The latest episode unfolded in the fourth T20I at Carrara Oval, Gold Coast. Sent in to bat, Gill anchored with 46 off 39 balls—his highest score of the series. He added 50 with Abhishek Sharma and 44 with Shivam Dube, helping India reach 167/8. Australia collapsed to 119, giving India a 48-run win and a 2-1 series lead. Spinners Washington Sundar (3/17) and Axar Patel (2/20) took the headlines, but Gill’s knock became the talking point—for all the wrong reasons.
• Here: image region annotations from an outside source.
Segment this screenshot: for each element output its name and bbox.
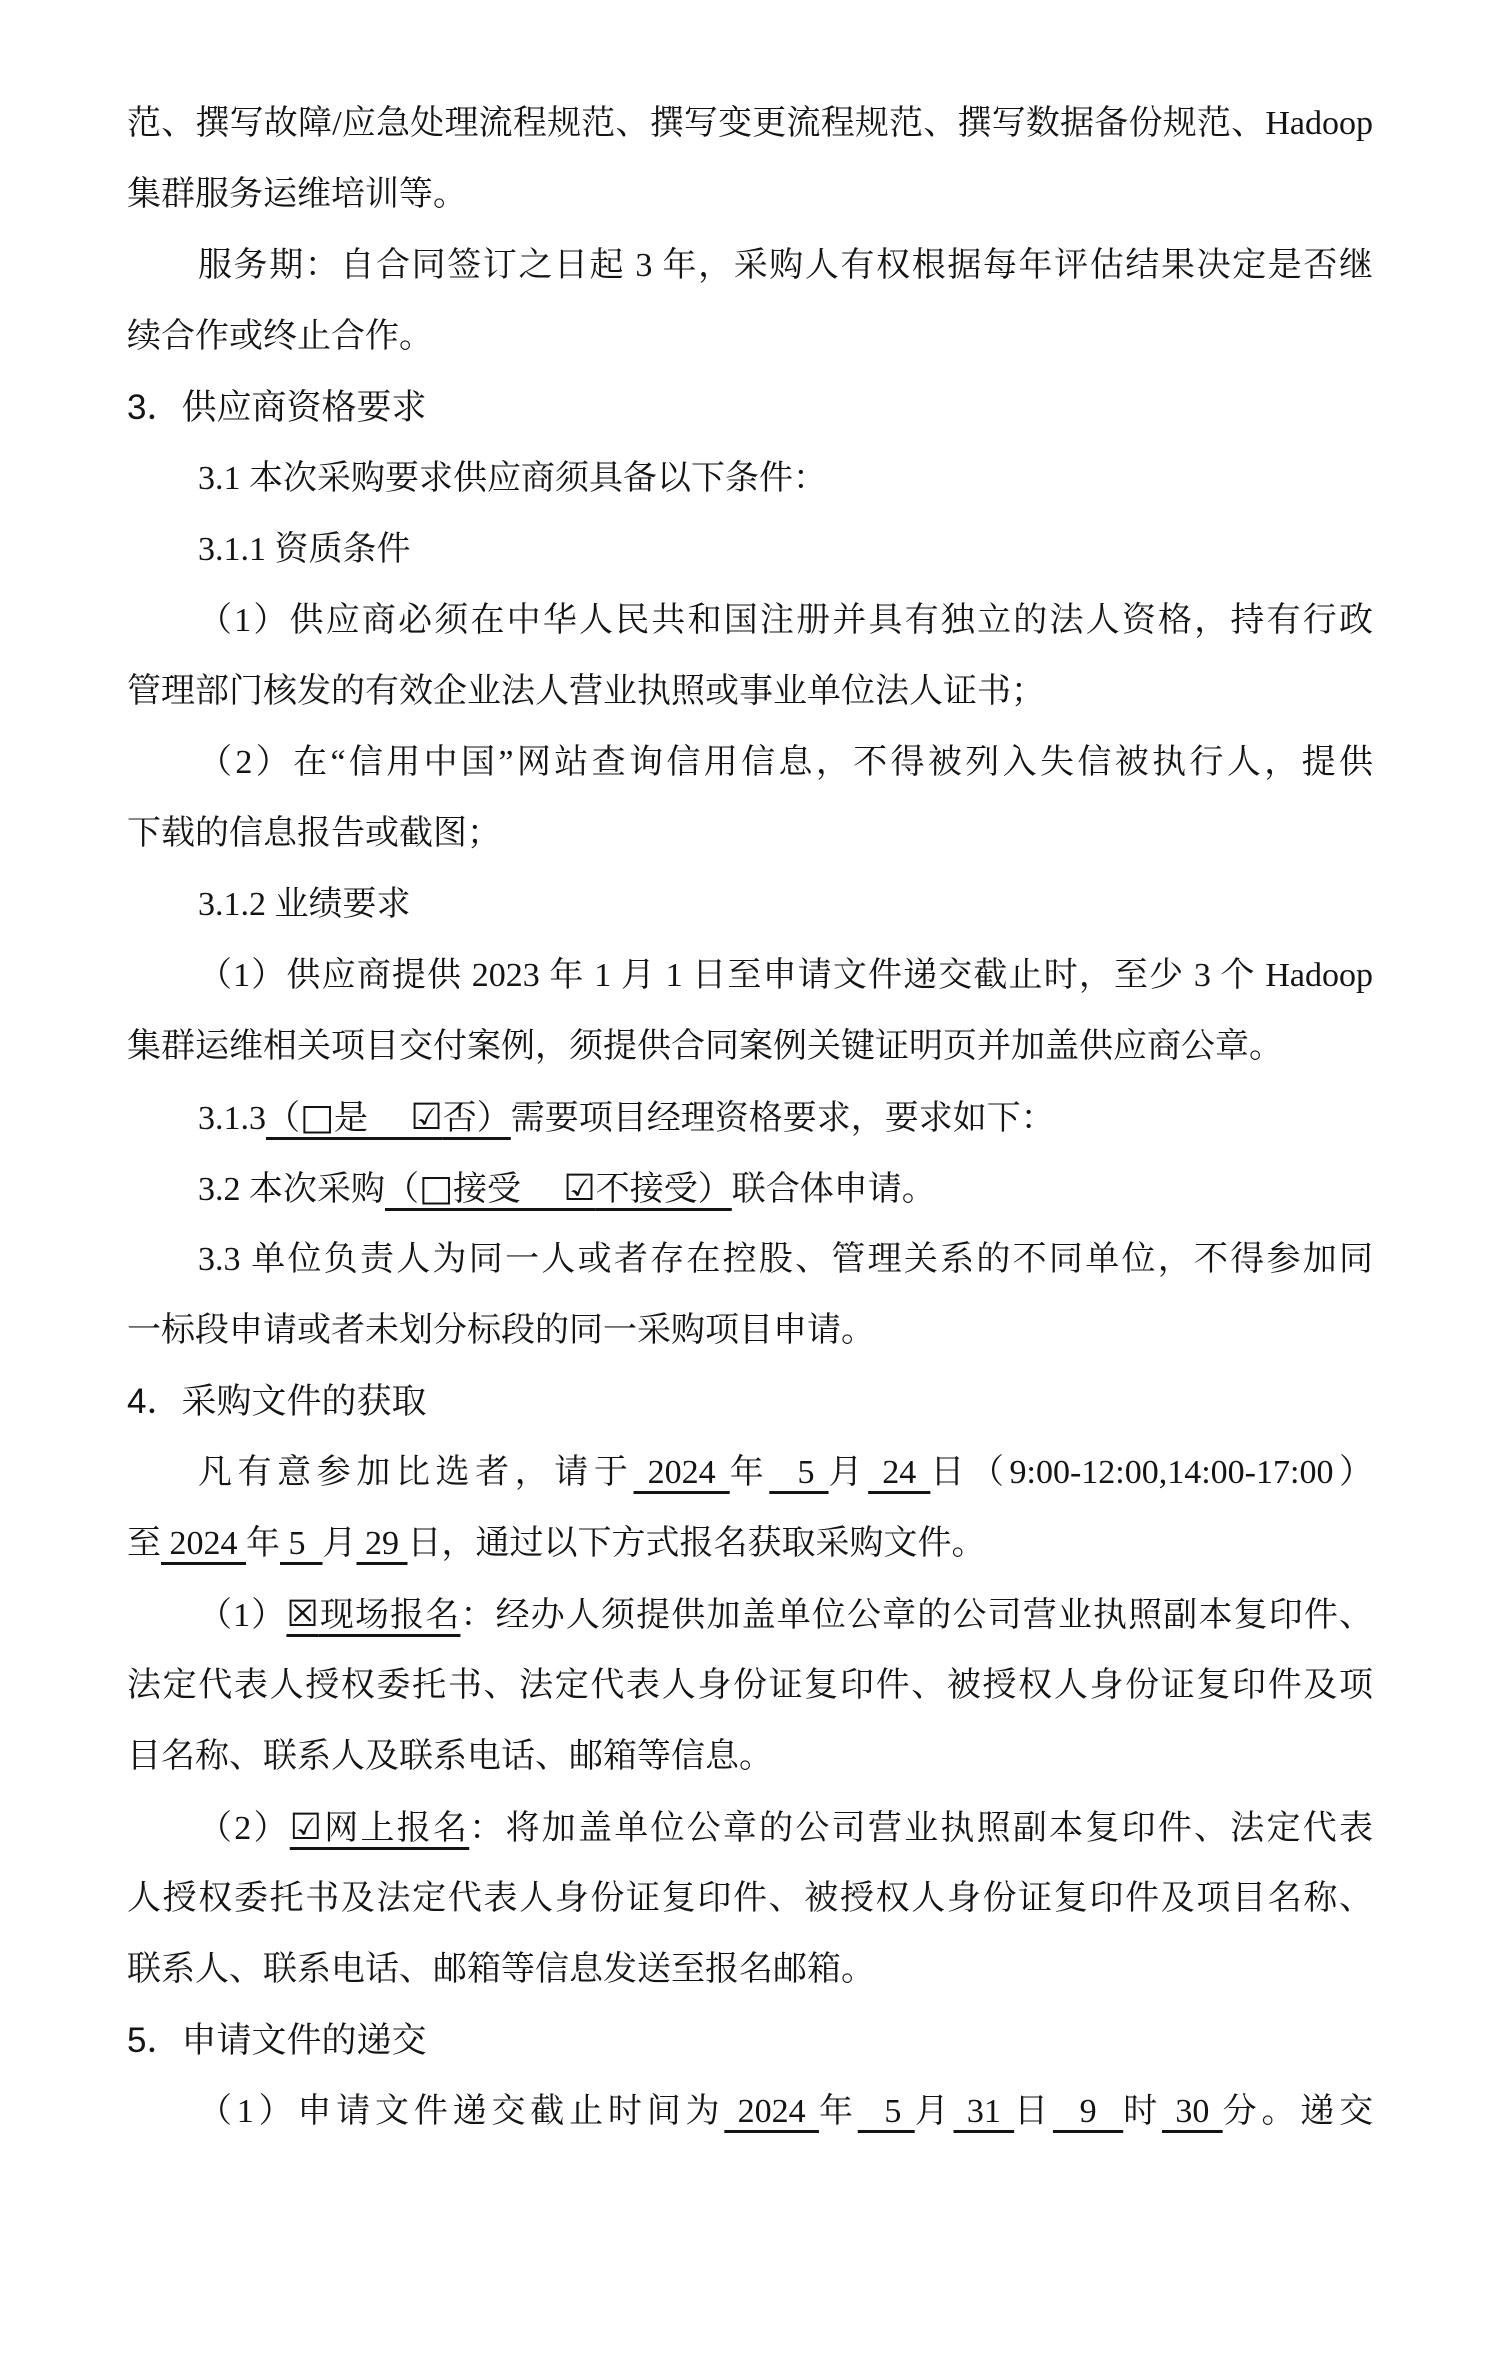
text-run: 3.1 本次采购要求供应商须具备以下条件： [198, 460, 827, 497]
underlined-field: ☑网上报名 [290, 1810, 470, 1847]
text-run: 下载的信息报告或截图； [127, 815, 501, 852]
underlined-field-hour: 9 [1053, 2093, 1123, 2130]
section-heading-3: 3．供应商资格要求 [127, 372, 1373, 443]
text-run: 需要项目经理资格要求，要求如下： [511, 1100, 1055, 1137]
text-run: 3.1.2 业绩要求 [198, 886, 411, 923]
text-line: 一标段申请或者未划分标段的同一采购项目申请。 [127, 1295, 1373, 1366]
heading-text: 3．供应商资格要求 [127, 388, 426, 427]
text-run: 3.3 单位负责人为同一人或者存在控股、管理关系的不同单位，不得参加同 [198, 1241, 1373, 1278]
text-run: 联系人、联系电话、邮箱等信息发送至报名邮箱。 [127, 1951, 875, 1988]
heading-text: 5．申请文件的递交 [127, 2021, 426, 2060]
text-run: （2） [198, 1810, 290, 1847]
text-line: 集群运维相关项目交付案例，须提供合同案例关键证明页并加盖供应商公章。 [127, 1011, 1373, 1082]
checkbox-label: 否） [443, 1100, 511, 1137]
text-run: 集群服务运维培训等。 [127, 176, 467, 213]
text-line: 续合作或终止合作。 [127, 301, 1373, 372]
text-run: （1）供应商提供 2023 年 1 月 1 日至申请文件递交截止时，至少 3 个… [198, 957, 1373, 994]
underlined-field-month: 5 [858, 2093, 915, 2130]
text-line: （2）在“信用中国”网站查询信用信息，不得被列入失信被执行人，提供 [127, 727, 1373, 798]
text-run: 3.1.1 资质条件 [198, 531, 411, 568]
checkbox-label: 网上报名 [322, 1810, 469, 1847]
text-run: 日 [1014, 2093, 1053, 2130]
text-line-onsite-registration: （1）☒现场报名：经办人须提供加盖单位公章的公司营业执照副本复印件、 [127, 1579, 1373, 1650]
section-heading-5: 5．申请文件的递交 [127, 2005, 1373, 2076]
text-line-deadline-blanks: （1）申请文件递交截止时间为 2024 年 5 月 31 日 9 时 30 分。… [127, 2076, 1373, 2147]
checkbox-label: 接受 [453, 1171, 521, 1208]
text-run: （1）申请文件递交截止时间为 [198, 2093, 724, 2130]
text-run: 联合体申请。 [732, 1171, 936, 1208]
underlined-field: ☒现场报名 [286, 1597, 460, 1634]
checkbox-checked-icon: ☑ [564, 1168, 596, 1209]
underlined-field-day: 24 [868, 1454, 930, 1491]
checkbox-crossed-icon: ☒ [286, 1594, 318, 1635]
text-line: 法定代表人授权委托书、法定代表人身份证复印件、被授权人身份证复印件及项 [127, 1650, 1373, 1721]
text-line: 3.1.1 资质条件 [127, 514, 1373, 585]
text-run: 时 [1123, 2093, 1162, 2130]
text-line-checkbox-accept: 3.2 本次采购（□接受 ☑不接受）联合体申请。 [127, 1153, 1373, 1224]
text-run: 日，通过以下方式报名获取采购文件。 [408, 1525, 986, 1562]
text-run: （ [266, 1100, 300, 1137]
underlined-field-day: 31 [954, 2093, 1015, 2130]
field-gap [368, 1100, 411, 1137]
text-run: 至 [127, 1525, 161, 1562]
underlined-field-year: 2024 [724, 2093, 819, 2130]
text-run: （1）供应商必须在中华人民共和国注册并具有独立的法人资格，持有行政 [198, 602, 1373, 639]
text-line: 服务期：自合同签订之日起 3 年，采购人有权根据每年评估结果决定是否继 [127, 230, 1373, 301]
underlined-field: （□是 ☑否） [266, 1100, 511, 1137]
text-run: 目名称、联系人及联系电话、邮箱等信息。 [127, 1738, 773, 1775]
text-run: ：经办人须提供加盖单位公章的公司营业执照副本复印件、 [460, 1597, 1373, 1634]
underlined-field: （□接受 ☑不接受） [385, 1171, 732, 1208]
text-run: 集群运维相关项目交付案例，须提供合同案例关键证明页并加盖供应商公章。 [127, 1028, 1283, 1065]
text-run: 凡有意参加比选者，请于 [198, 1454, 634, 1491]
checkbox-checked-icon: ☑ [290, 1807, 322, 1848]
text-run: 续合作或终止合作。 [127, 318, 433, 355]
text-line: 3.3 单位负责人为同一人或者存在控股、管理关系的不同单位，不得参加同 [127, 1224, 1373, 1295]
document-page: 范、撰写故障/应急处理流程规范、撰写变更流程规范、撰写数据备份规范、Hadoop… [0, 0, 1500, 2354]
text-line: 3.1.2 业绩要求 [127, 869, 1373, 940]
checkbox-label: 不接受） [596, 1171, 732, 1208]
text-run: ：将加盖单位公章的公司营业执照副本复印件、法定代表 [469, 1810, 1373, 1847]
text-line-checkbox-yes-no: 3.1.3（□是 ☑否）需要项目经理资格要求，要求如下： [127, 1082, 1373, 1153]
text-line-online-registration: （2）☑网上报名：将加盖单位公章的公司营业执照副本复印件、法定代表 [127, 1792, 1373, 1863]
text-run: 月 [323, 1525, 357, 1562]
underlined-field-day: 29 [357, 1525, 408, 1562]
text-run: 范、撰写故障/应急处理流程规范、撰写变更流程规范、撰写数据备份规范、Hadoop [127, 105, 1373, 142]
text-line: 下载的信息报告或截图； [127, 798, 1373, 869]
underlined-field-year: 2024 [161, 1525, 246, 1562]
text-run: 年 [819, 2093, 858, 2130]
text-run: 3.1.3 [198, 1100, 266, 1137]
text-line: 管理部门核发的有效企业法人营业执照或事业单位法人证书； [127, 656, 1373, 727]
text-run: 日（9:00-12:00,14:00-17:00） [930, 1454, 1373, 1491]
text-run: 年 [246, 1525, 280, 1562]
text-run: （2）在“信用中国”网站查询信用信息，不得被列入失信被执行人，提供 [198, 744, 1373, 781]
text-line-date-blanks: 至 2024 年 5 月 29 日，通过以下方式报名获取采购文件。 [127, 1508, 1373, 1579]
text-line: 目名称、联系人及联系电话、邮箱等信息。 [127, 1721, 1373, 1792]
checkbox-unchecked-icon: □ [300, 1097, 334, 1138]
text-run: 一标段申请或者未划分标段的同一采购项目申请。 [127, 1312, 875, 1349]
text-line-date-blanks: 凡有意参加比选者，请于 2024 年 5 月 24 日（9:00-12:00,1… [127, 1437, 1373, 1508]
heading-text: 4．采购文件的获取 [127, 1382, 426, 1421]
text-run: 分。递交 [1223, 2093, 1373, 2130]
text-run: （1） [198, 1597, 286, 1634]
underlined-field-minute: 30 [1162, 2093, 1223, 2130]
underlined-field-month: 5 [769, 1454, 828, 1491]
text-line: 人授权委托书及法定代表人身份证复印件、被授权人身份证复印件及项目名称、 [127, 1863, 1373, 1934]
text-run: 月 [829, 1454, 869, 1491]
text-run: （ [385, 1171, 419, 1208]
text-line: 联系人、联系电话、邮箱等信息发送至报名邮箱。 [127, 1934, 1373, 2005]
text-line: 范、撰写故障/应急处理流程规范、撰写变更流程规范、撰写数据备份规范、Hadoop [127, 88, 1373, 159]
text-run: 年 [730, 1454, 770, 1491]
underlined-field-month: 5 [280, 1525, 323, 1562]
checkbox-unchecked-icon: □ [419, 1168, 453, 1209]
text-run: 月 [915, 2093, 954, 2130]
text-run: 服务期：自合同签订之日起 3 年，采购人有权根据每年评估结果决定是否继 [198, 247, 1373, 284]
checkbox-label: 是 [334, 1100, 368, 1137]
text-line: 集群服务运维培训等。 [127, 159, 1373, 230]
text-line: （1）供应商提供 2023 年 1 月 1 日至申请文件递交截止时，至少 3 个… [127, 940, 1373, 1011]
text-run: 3.2 本次采购 [198, 1171, 385, 1208]
text-run: 法定代表人授权委托书、法定代表人身份证复印件、被授权人身份证复印件及项 [127, 1667, 1373, 1704]
text-run: 管理部门核发的有效企业法人营业执照或事业单位法人证书； [127, 673, 1045, 710]
text-run: 人授权委托书及法定代表人身份证复印件、被授权人身份证复印件及项目名称、 [127, 1880, 1373, 1917]
text-line: 3.1 本次采购要求供应商须具备以下条件： [127, 443, 1373, 514]
underlined-field-year: 2024 [634, 1454, 730, 1491]
field-gap [521, 1171, 564, 1208]
checkbox-label: 现场报名 [319, 1597, 461, 1634]
section-heading-4: 4．采购文件的获取 [127, 1366, 1373, 1437]
checkbox-checked-icon: ☑ [411, 1097, 443, 1138]
text-line: （1）供应商必须在中华人民共和国注册并具有独立的法人资格，持有行政 [127, 585, 1373, 656]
His strike rate: 117.95. On a decent batting track, it was a crawl. Fans on social media didn’t hold back: “Babar Azam in Indian jersey.” “T20 opener in Test mode.”

The criticism isn’t new. Since his return in the 2025 Asia Cup, Gill has played 14 T20I innings. His last ten scores: 10, 9, 24, 37, 5, 15, 50, 12, 31, 46*.
Average: 20.3
Strike rate: 119

This from a player who dominated IPL 2025 with 650 runs at 155.88 for Gujarat Titans.

Ravi Shastri was blunt on air: “He’s playing T20 like a Test match. This format doesn’t reward patience—it demands chaos.” Robin Uthappa added: “Gill is in the XI because of future captaincy talk, not current T20 impact. The team is being reshaped to fit him.”

The bench tells a different story. Yashasvi Jaiswal, part of India’s 2024 T20 World Cup-winning squad, has a T20I strike rate of 165. He smashed 435 runs in IPL 2025 at 155.91, yet he’s been sidelined to accommodate Gill.
Sanju Samson started the series but was dropped after two games.
Jitesh Sharma now offers finishing punch.

Gautam Gambhir remains firm: “Gill builds platforms. Others explode. That’s the strategy.”
Gill defended himself: “I was setting up for the death overs. The pitch was slow early. Intent was to go big after 15.”

But runs alone doesn’t win T20s. Powerplay does. Momentum does.

The series ends in Brisbane on November 8. One match to decide: stick with the future captain—or back the fearless firepower of Jaiswal and others? With the 2026 T20 World Cup approaching, India can’t afford passengers.

Gill’s class is proven. But is he T20 fit? That’s the real question.